Prognostic Marker for Non–Muscle-Invasive Bladder Cancer
Posted: Monday, January 14, 2019
The neutrophil-to-lymphocyte ratio plays a strong prognostic and decision-making role in the treatment of primary T1 HG/G3 non–muscle-invasive bladder cancer, according to a study by Mihai Dorin Vartolomei, MD, PhD, of the European Institute of Oncology in Milan, and his colleagues. Published in Clinical Genitourinary Cancer, these study findings confirm that a pretreatment neutrophil-to-lymphocyte ratio of at least 3 can predict worse outcomes for progression-free, recurrence-free, and cancer-specific survival for patients with this type of genitourinary cancer.

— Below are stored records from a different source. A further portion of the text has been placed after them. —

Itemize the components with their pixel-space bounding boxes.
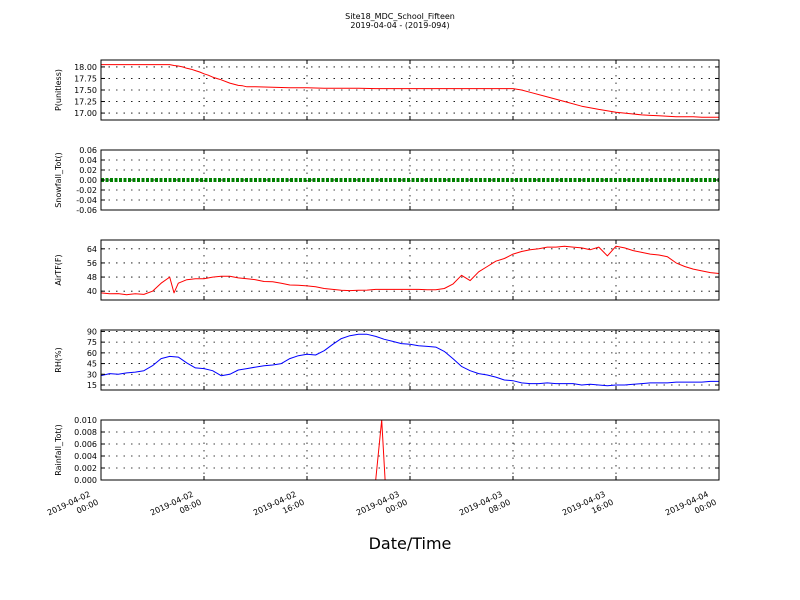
panel-1-ytick-label-4: 18.00	[74, 63, 97, 72]
chart-title: Site18_MDC_School_Fifteen	[345, 12, 455, 21]
panel-2-ytick-label-6: 0.06	[79, 146, 97, 155]
panel-1-ylabel: P(unitless)	[54, 69, 63, 111]
panel-1-ytick-label-3: 17.75	[74, 74, 97, 83]
panel-5-ylabel: Rainfall_Tot()	[54, 424, 63, 476]
panel-1-ytick-label-0: 17.00	[74, 109, 97, 118]
panel-4-ytick-label-5: 90	[87, 327, 97, 336]
panel-5-ytick-label-0: 0.000	[74, 476, 97, 485]
panel-4-ytick-label-3: 60	[87, 349, 97, 358]
panel-4-ytick-label-4: 75	[87, 338, 97, 347]
panel-2-ytick-label-4: 0.02	[79, 166, 97, 175]
panel-4-ylabel: RH(%)	[54, 347, 63, 372]
panel-1-ytick-label-2: 17.50	[74, 86, 97, 95]
panel-5-ytick-label-5: 0.010	[74, 416, 97, 425]
panel-2-ytick-label-0: -0.06	[76, 206, 97, 215]
panel-2-ytick-label-2: -0.02	[76, 186, 97, 195]
panel-2-ytick-label-3: 0.00	[79, 176, 97, 185]
panel-2-ytick-label-1: -0.04	[76, 196, 97, 205]
panel-2-ylabel: Snowfall_Tot()	[54, 152, 63, 208]
panel-2-ytick-label-5: 0.04	[79, 156, 97, 165]
panel-3-series-line	[100, 245, 720, 296]
panel-3-ytick-label-0: 40	[87, 287, 97, 296]
panel-5-ytick-label-3: 0.006	[74, 440, 97, 449]
x-axis-label: Date/Time	[368, 534, 452, 553]
panel-3-ytick-label-2: 56	[87, 259, 97, 268]
panel-3-ytick-label-3: 64	[87, 245, 97, 254]
panel-1-series-line	[101, 64, 719, 118]
chart-subtitle: 2019-04-04 - (2019-094)	[350, 21, 450, 30]
panel-5-ytick-label-4: 0.008	[74, 428, 97, 437]
panel-5-ytick-label-1: 0.002	[74, 464, 97, 473]
panel-1-ytick-label-1: 17.25	[74, 98, 97, 107]
panel-4-series-line	[100, 333, 719, 387]
panel-3-ytick-label-1: 48	[87, 273, 97, 282]
panel-4-ytick-label-1: 30	[87, 370, 97, 379]
panel-5-ytick-label-2: 0.004	[74, 452, 97, 461]
panel-3-ylabel: AirTF(F)	[54, 254, 63, 285]
panel-4-ytick-label-2: 45	[87, 360, 97, 369]
panel-4-ytick-label-0: 15	[87, 381, 97, 390]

From 2002 to 2012, the neutrophil-to-lymphocyte ratio was assessed in 1,046 patients before transurethral bladder resection. The 512 patients (48.9%) who had a neutrophil-to-lymphocyte ratio of at least 3 had a 5-year recurrence-free survival of 9.4%, compared with 58.8% for patients with a ratio of less than 3. The 5-year progression-free survival was 57.1% and 79.2% for patients with a ratio of 3 or greater and less than 3, respectively. The 10-year cancer-specific survival for the two groups was 77.4% and 84.3%, with no significant difference in overall survival.
The authors noted that adding this marker to a multivariate model of oncologic outcomes may improve the precision of those models. Inclusion of neutrophil-to-lymphocyte ratio improved the prediction of recurrence-free survival by 6.9%, progression-free survival by 1.8%, and cancer-specific survival by 1.7%.
“Taken together, these findings support the prognostic role of inflammation in [non–muscle-invasive bladder cancer] and its therapeutic implications,” the authors concluded.
Disclosure: The study authors reported no conflicts of interest.